Posted by Upayavira <uv...@odoko.co.uk>.

Just a guess, I haven't investigated them fully yet, but I wonder if
block joins could serve you here, as they involve creating docs in a
parent child relationship.

Or, you could easily fake it:

<delete>
  <id>abcd</id>
  <query>parent:abcd</query>
</delete>

Not sure if that syntax is completely right, but using that sort of
thing would get you there, For deletes, think.

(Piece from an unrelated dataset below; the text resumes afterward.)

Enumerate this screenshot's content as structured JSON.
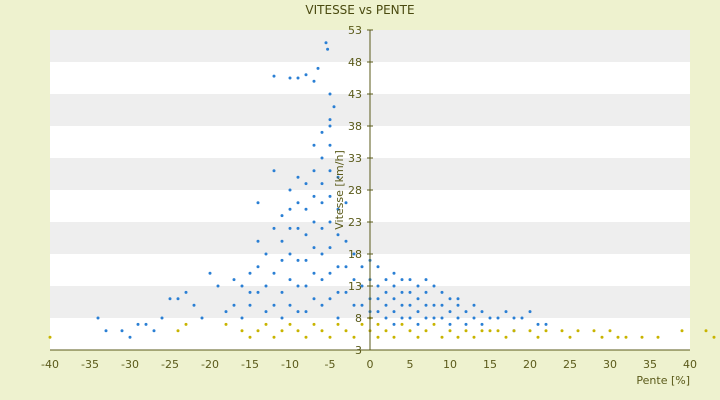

There isn't yet an update by query (batch update) feature, one that
would be very useful.

Upayavira

On Wed, Nov 27, 2013, at 08:13 AM, Thomas Scheffler wrote:
> Hi,
> 
> I am relatively new to SOLR and I am looking for a neat way to implement 
> weak documents with SOLR.
> 
> Whenever a document is updated or deleted all it's dependent documents 
> should be removed from the index. In other words they exist as long as 
> the document exist they refer to when they were indexed - in that 
> specific version. On "update" they will be indexed after their master 
> document.
> 
> I could like to have some kind of "dependsOn" field that carries the 
> uniqueKey value of the master document.
> 
> Can this be done efficiently with SOLR?
> 
> I need this technique because on update and on delete I don't know how 
> many dependent documents exists in the SOLR index. Especially for batch 
> index processes, I need a more efficient way than query before every 
> update or delete.
> 
> kind regards,
> 
> Thomas